If you want to practice something, explore vowel sounds.  You can speak them or sing them, noticing what you do to form them, seeing if you can do less to form them, finding their nuances and colors, changing quickly or slowly from one to another.  Otherwise, study your music.  Memorize it, speak the lyrics, analyze it structurally at whatever level you are able.  Sing phrases of it in the shower or around your home, and notice what is changing in your technique.  A few minutes a day of carefree vocalizing will do no harm.  Let it be fun.


  1. chaz says:

    This all sounds good. But some of my students sing A LOT–in the car, in a show, whatever–and it seems to me they are only reinforcing their old, incorrect habits through thoughtless repitition of them. I point out to them that they are learning what they practice, so if they practice the old ways more than the new ways, guess what's going to prevail? Your ideas student referred to above is going to work with great consciousness and make progress with listening only. Maybe I am too attached to my precious beliefs, but it seems that my students who make the most progress are the ones who sing along with their lessons. Is there room for argument here, in consideration of the type of person one is teaching?

  2. Michael Hanko says:

    Hi Chaz,

    My main rule of thumb is that there is always an exception to every rule of thumb. Of course, you want to treat each student as an individual and help them develop a practice scheme that works for them.

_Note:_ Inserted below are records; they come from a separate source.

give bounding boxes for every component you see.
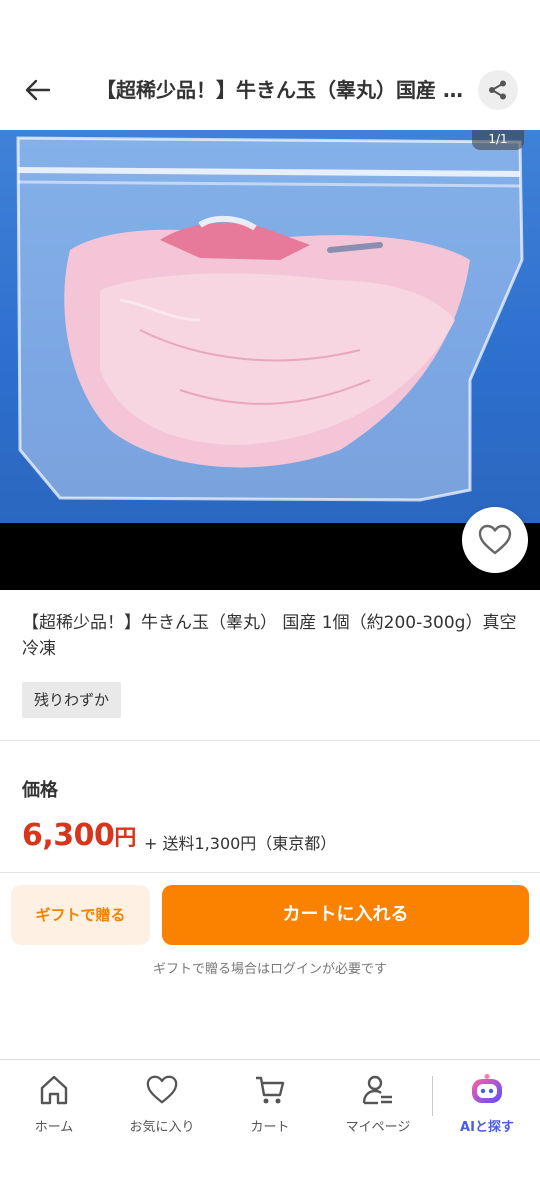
app-header: 【超稀少品！】牛きん玉（睾丸）国産 1個（約200-300g）真空冷凍: [0, 48, 540, 130]
product-name: 【超稀少品！】牛きん玉（睾丸） 国産 1個（約200-300g）真空冷凍: [22, 613, 517, 659]
product-photo: [0, 130, 540, 523]
nav-ai-search[interactable]: AIと探す: [442, 1070, 532, 1135]
product-photo-illustration: [16, 136, 524, 502]
nav-home-label: ホーム: [34, 1120, 74, 1135]
price-value: 6,300円: [22, 818, 136, 853]
home-icon: [34, 1070, 74, 1110]
nav-favorites[interactable]: お気に入り: [117, 1070, 207, 1135]
gift-button[interactable]: ギフトで贈る: [11, 885, 150, 945]
price-amount: 6,300: [22, 818, 115, 853]
stock-badge: 残りわずか: [22, 682, 122, 718]
shipping-fee: + 送料1,300円（東京都）: [144, 834, 337, 853]
nav-home[interactable]: ホーム: [9, 1070, 99, 1135]
user-icon: [358, 1070, 398, 1110]
page-title: 【超稀少品！】牛きん玉（睾丸）国産 1個（約200-300g）真空冷凍: [96, 78, 476, 102]
price-unit: 円: [114, 826, 136, 851]
back-button[interactable]: [18, 70, 58, 110]
ai-robot-icon: [467, 1070, 507, 1110]
nav-mypage[interactable]: マイページ: [333, 1070, 423, 1135]
bottom-nav: ホーム お気に入り カート マイページ AIと探す: [0, 1059, 540, 1199]
add-to-cart-button[interactable]: カートに入れる: [162, 885, 529, 945]
product-image-gallery[interactable]: 1/1: [0, 130, 540, 590]
favorite-button[interactable]: [462, 507, 528, 573]
image-counter: 1/1: [472, 130, 524, 150]
nav-cart[interactable]: カート: [225, 1070, 315, 1135]
nav-mypage-label: マイページ: [345, 1120, 411, 1135]
nav-favorites-label: お気に入り: [129, 1120, 195, 1135]
nav-separator: [432, 1076, 433, 1116]
share-icon: [489, 80, 506, 100]
nav-ai-search-label: AIと探す: [460, 1120, 514, 1135]
divider: [0, 872, 540, 873]
heart-icon: [478, 524, 512, 555]
cart-icon: [250, 1070, 290, 1110]
price-label: 価格: [22, 780, 58, 801]
gift-login-note: ギフトで贈る場合はログインが必要です: [152, 962, 387, 977]
heart-icon: [142, 1070, 182, 1110]
share-button[interactable]: [478, 70, 518, 110]
divider: [0, 740, 540, 741]
nav-cart-label: カート: [250, 1120, 290, 1135]
arrow-left-icon: [25, 79, 51, 101]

    That said, I don't think it makes much sense for my students to sing along with their lessons tapes because of the way I teach, which is custom-designed for each particular moment. The exercises I devise are meant to address what is going on RIGHT THEN for the student and may not be the best choice even a few minutes later.

    It would be like putting on your galoshes and raincoat today because it rained on the day of your voice lesson. You would be responding in a way that would have been appropriate then, but not necessarily now.

    If I notice, for instance, that my student has an over-abundance of pushy chest register in her mid-range, I might switch to a breathy head-voice exercise to bring out the mitigating effects of the head voice and tone down the over-strong chest register. It would make no sense for her to repeat this sequence of exercises the next day if her register balance were working fine then.

    Eventually, your students (many of them, anyway) will develop their ears to the degree that they can self-diagnose what they need in each moment and create their own exercises to refine their register balance, resonance, etc. Until they reach that stage, their best bet when they are singing "unsupervised" is to sing their music as spontaneously — and, as you implied, consciously — as they can, trusting that what you are doing in their lessons is gradually improving their vocal coordination.

  3. Michael Hanko says:

    I just realized that for many people "spontaneously" and "consciously" will seem conflicting, if not almost opposites. One of my goals in teaching is to help my students use their consciousness to achieve a greater spontaneity.

    Actually, this is one of my life goals as well. I hope this is coming across in this blog.